Rank-reduced equation-of-motion coupled cluster formalism with full inclusion of triple excitations

TL;DR

This paper introduces a rank-reduced equation-of-motion coupled cluster method with full triple excitations, significantly reducing computational cost while maintaining high accuracy for excited state calculations.

Contribution

The authors develop a rank-reduced formalism using Tucker decomposition, lowering computational complexity to N^6 and storage to N^4, with controllable accuracy.

Findings

The method achieves several times smaller error than the parent theory.

It accurately reproduces potential energy curves and spectroscopic parameters.

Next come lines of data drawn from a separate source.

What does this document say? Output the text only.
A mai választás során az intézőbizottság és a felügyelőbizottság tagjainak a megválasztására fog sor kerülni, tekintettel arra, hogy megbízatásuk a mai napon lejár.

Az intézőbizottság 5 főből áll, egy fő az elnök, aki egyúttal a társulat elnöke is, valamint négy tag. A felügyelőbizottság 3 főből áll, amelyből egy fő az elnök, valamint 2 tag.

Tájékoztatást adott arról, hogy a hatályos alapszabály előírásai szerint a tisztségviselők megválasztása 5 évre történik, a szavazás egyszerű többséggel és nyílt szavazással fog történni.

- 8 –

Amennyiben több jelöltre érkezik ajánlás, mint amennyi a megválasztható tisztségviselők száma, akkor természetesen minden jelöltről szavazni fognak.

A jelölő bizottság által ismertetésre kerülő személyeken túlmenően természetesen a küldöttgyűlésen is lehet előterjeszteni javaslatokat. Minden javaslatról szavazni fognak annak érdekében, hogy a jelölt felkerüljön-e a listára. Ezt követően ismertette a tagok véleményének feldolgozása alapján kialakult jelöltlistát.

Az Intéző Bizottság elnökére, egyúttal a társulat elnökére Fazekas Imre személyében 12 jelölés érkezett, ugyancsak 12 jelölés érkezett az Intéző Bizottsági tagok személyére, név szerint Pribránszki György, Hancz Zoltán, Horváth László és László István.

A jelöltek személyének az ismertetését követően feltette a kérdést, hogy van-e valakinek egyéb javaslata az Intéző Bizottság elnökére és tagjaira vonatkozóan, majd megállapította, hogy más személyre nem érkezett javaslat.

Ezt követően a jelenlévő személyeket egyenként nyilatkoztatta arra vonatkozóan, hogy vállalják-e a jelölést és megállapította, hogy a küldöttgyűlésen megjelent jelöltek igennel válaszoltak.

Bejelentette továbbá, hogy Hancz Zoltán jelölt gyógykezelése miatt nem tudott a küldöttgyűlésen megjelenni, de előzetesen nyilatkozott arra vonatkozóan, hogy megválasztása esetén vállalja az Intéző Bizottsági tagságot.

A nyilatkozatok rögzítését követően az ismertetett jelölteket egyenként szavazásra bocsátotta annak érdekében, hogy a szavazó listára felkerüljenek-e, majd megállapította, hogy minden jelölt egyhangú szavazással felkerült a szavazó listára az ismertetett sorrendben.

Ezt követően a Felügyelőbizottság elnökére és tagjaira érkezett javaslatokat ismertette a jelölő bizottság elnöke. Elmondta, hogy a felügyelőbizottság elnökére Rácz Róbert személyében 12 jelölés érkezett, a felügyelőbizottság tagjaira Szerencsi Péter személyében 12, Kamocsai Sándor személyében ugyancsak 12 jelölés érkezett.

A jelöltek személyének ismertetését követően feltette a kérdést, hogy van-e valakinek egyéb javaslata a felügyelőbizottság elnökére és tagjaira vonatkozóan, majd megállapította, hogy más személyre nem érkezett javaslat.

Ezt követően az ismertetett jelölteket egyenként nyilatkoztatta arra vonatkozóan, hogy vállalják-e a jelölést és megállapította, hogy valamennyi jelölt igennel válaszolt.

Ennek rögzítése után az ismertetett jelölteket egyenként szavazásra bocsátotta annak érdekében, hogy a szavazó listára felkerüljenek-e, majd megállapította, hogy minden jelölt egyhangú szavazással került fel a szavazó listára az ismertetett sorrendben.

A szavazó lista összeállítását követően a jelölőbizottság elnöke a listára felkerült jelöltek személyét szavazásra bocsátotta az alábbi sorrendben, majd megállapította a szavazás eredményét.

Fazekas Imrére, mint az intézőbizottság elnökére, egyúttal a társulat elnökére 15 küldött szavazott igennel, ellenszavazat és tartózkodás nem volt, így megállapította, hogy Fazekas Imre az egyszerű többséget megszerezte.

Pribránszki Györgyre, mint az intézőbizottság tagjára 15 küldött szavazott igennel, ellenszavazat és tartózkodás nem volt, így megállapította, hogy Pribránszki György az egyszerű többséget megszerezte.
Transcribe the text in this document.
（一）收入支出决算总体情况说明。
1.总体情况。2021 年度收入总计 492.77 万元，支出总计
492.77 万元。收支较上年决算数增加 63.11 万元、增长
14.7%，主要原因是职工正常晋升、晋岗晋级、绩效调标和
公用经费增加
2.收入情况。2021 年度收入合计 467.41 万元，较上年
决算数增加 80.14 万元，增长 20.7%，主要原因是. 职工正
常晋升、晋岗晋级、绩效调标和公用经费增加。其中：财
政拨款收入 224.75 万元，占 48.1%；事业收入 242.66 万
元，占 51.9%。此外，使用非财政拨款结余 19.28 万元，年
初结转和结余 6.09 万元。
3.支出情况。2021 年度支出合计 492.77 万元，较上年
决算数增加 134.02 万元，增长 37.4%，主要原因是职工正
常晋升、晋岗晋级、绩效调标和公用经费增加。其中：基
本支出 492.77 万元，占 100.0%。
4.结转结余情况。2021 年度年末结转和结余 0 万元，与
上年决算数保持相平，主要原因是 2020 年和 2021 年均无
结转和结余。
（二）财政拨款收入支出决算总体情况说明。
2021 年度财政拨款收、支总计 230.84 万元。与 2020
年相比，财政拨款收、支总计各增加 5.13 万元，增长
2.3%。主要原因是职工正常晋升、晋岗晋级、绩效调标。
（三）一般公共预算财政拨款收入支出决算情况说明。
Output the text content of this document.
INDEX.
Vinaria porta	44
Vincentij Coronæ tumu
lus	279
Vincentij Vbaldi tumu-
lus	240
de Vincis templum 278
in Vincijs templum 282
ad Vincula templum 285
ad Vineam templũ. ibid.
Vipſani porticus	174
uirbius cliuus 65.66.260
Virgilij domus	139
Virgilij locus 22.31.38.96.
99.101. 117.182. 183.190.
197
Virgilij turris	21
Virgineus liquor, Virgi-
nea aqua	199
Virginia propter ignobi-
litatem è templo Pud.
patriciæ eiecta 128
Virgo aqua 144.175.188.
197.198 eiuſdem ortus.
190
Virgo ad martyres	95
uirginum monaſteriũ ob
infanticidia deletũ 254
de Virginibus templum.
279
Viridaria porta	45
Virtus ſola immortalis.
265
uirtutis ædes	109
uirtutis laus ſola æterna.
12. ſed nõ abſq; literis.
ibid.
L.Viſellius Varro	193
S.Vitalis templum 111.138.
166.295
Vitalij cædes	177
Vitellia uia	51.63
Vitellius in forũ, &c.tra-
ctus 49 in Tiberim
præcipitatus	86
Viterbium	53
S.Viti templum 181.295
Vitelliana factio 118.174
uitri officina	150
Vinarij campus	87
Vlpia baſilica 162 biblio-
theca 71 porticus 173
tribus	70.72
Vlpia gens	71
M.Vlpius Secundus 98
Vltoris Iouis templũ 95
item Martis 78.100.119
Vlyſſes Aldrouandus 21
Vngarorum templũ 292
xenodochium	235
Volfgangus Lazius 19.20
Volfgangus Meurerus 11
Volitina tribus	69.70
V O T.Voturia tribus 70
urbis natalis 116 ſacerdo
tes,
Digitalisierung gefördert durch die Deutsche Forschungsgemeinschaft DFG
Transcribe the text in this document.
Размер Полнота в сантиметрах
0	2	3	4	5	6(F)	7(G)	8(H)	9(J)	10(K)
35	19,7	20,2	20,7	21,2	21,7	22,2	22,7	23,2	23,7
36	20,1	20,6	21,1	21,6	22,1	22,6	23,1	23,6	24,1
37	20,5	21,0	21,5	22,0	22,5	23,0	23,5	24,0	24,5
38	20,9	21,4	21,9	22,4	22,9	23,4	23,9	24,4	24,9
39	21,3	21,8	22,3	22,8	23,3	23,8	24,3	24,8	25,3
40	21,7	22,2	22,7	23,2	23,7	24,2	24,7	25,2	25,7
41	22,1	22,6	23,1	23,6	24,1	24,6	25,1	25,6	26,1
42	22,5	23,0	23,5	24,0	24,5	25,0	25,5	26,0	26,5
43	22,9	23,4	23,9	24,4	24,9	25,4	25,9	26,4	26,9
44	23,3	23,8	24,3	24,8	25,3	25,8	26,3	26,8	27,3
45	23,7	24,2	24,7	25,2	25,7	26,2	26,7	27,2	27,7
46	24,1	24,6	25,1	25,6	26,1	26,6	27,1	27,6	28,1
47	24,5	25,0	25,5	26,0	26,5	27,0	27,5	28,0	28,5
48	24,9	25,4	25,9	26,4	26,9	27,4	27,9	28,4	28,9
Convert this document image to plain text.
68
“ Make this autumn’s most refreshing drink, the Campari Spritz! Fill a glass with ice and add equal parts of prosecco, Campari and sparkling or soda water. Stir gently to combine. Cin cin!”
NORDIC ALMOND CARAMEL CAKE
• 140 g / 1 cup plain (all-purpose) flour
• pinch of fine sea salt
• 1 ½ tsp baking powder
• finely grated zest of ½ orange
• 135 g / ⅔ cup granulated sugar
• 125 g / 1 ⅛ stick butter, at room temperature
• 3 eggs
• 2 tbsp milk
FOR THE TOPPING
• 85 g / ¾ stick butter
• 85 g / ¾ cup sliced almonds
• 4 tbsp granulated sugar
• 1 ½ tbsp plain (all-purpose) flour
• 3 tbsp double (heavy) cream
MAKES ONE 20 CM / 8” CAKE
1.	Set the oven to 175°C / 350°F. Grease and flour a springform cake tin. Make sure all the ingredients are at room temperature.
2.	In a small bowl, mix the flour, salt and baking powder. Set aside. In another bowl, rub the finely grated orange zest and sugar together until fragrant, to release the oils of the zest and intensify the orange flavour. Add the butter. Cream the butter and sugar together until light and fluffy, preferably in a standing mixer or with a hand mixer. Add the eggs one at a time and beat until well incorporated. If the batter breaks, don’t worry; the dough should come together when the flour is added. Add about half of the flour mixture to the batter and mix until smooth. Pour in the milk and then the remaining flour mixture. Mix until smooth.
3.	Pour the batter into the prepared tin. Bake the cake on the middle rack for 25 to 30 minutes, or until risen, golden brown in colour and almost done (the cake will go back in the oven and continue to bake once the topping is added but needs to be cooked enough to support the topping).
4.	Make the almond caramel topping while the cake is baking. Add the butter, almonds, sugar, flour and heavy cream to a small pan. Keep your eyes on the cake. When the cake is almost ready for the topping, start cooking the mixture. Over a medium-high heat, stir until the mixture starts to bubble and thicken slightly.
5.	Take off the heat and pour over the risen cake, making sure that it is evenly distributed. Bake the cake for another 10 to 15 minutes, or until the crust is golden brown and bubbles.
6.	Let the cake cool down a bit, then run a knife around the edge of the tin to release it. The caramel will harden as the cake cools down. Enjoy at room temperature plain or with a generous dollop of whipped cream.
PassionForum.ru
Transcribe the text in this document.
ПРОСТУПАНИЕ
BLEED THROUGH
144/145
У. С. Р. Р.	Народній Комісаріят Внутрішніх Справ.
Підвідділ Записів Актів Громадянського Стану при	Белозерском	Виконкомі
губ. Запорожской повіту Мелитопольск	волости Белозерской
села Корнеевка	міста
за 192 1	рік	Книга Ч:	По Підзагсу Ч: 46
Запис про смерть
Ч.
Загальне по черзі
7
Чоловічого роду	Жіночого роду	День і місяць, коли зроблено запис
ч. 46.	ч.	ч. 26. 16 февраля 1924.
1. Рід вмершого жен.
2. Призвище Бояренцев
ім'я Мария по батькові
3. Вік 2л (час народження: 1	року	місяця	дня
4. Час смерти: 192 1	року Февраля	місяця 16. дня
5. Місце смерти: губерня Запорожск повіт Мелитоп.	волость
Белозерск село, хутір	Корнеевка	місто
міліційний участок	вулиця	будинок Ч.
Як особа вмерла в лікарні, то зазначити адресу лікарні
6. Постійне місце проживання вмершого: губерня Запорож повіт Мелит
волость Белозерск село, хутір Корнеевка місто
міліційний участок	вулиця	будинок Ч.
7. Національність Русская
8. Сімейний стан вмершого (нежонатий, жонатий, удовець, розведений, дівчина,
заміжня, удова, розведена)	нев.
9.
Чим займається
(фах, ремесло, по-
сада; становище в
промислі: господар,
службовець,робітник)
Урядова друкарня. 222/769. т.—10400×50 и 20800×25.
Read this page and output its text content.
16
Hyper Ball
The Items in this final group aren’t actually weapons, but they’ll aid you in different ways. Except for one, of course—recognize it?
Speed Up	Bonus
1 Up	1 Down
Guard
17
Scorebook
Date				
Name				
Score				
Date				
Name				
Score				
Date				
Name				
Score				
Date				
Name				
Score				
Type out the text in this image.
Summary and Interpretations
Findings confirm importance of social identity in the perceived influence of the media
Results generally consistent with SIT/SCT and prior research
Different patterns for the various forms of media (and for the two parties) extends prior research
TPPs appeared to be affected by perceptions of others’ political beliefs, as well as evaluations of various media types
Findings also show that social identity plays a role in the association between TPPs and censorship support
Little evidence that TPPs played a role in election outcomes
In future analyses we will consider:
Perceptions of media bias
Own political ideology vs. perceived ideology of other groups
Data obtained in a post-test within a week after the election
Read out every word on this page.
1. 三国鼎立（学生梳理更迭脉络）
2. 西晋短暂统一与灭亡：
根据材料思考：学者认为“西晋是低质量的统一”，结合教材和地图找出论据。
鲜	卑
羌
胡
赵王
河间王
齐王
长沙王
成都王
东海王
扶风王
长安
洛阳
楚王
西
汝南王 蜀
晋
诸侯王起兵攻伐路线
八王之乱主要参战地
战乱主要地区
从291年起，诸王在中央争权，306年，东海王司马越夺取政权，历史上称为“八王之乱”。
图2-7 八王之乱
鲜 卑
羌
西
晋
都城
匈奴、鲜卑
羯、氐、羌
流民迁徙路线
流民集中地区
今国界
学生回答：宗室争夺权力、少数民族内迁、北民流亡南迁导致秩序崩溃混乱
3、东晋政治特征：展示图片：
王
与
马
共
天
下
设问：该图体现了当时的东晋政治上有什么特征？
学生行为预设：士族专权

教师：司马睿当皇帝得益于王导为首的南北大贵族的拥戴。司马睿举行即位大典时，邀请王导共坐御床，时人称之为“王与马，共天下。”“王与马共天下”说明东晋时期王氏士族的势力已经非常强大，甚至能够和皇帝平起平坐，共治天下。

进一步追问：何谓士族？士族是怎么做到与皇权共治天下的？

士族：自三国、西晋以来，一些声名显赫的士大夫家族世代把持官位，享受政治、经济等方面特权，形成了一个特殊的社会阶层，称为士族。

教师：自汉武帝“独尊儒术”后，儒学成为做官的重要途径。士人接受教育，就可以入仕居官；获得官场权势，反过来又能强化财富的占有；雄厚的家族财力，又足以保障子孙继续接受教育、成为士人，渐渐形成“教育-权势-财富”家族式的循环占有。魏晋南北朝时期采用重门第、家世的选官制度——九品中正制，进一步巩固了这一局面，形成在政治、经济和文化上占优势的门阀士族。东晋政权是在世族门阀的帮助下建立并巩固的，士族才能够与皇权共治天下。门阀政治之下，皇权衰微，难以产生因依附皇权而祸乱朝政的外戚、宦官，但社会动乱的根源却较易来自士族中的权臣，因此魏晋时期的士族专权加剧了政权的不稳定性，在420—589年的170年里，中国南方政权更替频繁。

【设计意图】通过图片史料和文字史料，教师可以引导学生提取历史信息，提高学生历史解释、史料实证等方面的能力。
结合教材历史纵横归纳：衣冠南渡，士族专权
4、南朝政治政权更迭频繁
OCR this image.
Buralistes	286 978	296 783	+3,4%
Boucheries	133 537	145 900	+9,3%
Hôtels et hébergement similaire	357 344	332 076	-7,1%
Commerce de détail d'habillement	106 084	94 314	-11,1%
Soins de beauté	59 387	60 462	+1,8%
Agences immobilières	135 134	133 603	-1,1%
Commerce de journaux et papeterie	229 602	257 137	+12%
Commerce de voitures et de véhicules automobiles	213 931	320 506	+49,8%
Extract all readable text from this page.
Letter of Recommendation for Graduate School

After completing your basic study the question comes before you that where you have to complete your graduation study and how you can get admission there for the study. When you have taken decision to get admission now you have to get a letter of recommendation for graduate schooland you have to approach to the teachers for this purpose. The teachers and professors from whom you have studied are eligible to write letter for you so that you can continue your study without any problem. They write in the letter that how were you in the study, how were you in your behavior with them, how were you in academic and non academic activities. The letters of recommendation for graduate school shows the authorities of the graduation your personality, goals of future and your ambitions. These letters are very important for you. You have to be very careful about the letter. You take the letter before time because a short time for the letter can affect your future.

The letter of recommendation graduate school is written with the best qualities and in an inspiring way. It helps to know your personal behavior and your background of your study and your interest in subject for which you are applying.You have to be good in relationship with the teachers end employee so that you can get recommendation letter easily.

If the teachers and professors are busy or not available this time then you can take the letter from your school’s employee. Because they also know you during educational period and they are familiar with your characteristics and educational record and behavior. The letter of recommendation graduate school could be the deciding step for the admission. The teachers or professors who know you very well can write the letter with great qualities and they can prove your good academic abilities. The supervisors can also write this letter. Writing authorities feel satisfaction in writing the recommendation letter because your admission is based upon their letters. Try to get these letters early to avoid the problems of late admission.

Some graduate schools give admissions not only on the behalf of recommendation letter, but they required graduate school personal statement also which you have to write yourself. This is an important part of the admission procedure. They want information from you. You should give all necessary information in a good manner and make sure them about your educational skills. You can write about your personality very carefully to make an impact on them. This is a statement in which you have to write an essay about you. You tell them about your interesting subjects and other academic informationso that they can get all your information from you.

The approach is effective for molecules with diverse excited state characters.

Abstract

In this work we describe the rank-reduced variant of the equation-of-motion coupled cluster theory with complete inclusion of single, double, and triple excitations. The advantage of the proposed formalism in comparison with the canonical theory stems from the application of Tucker decomposition format to the ground- and excited-states triply-excited amplitudes tensors. By exploiting the linear scaling of the dimension of the decomposed amplitudes with respect to the system size $N$, one can reduce the computational cost of the method to the level of $N^6$ and storage requirements to $N^4$. While in practice the proposed rank-reduced formalism introduces an error, we show that it is several times smaller than the inherent error of the parent theory with the proposed default settings for a wide range of problems. Higher level of accuracy can be achieved by increasing the value of a single parameter present in this formulation, recovering the canonical method in an appropriate limit. We illustrate the accuracy and performance of the proposed method by calculations for a group of molecules with excited states of different character -- from dominated by single excitations with respect to the reference determinant to states with moderate and large contribution of double and higher excitations. We report calculations of potential energy curves and related spectroscopic parameters for the first four singlet excited states of magnesium dimer, as well as the potential energy curve for the excited state of charge-transfer character in the NH$_3$-F$_2$ complex as a function of intermolecular separation.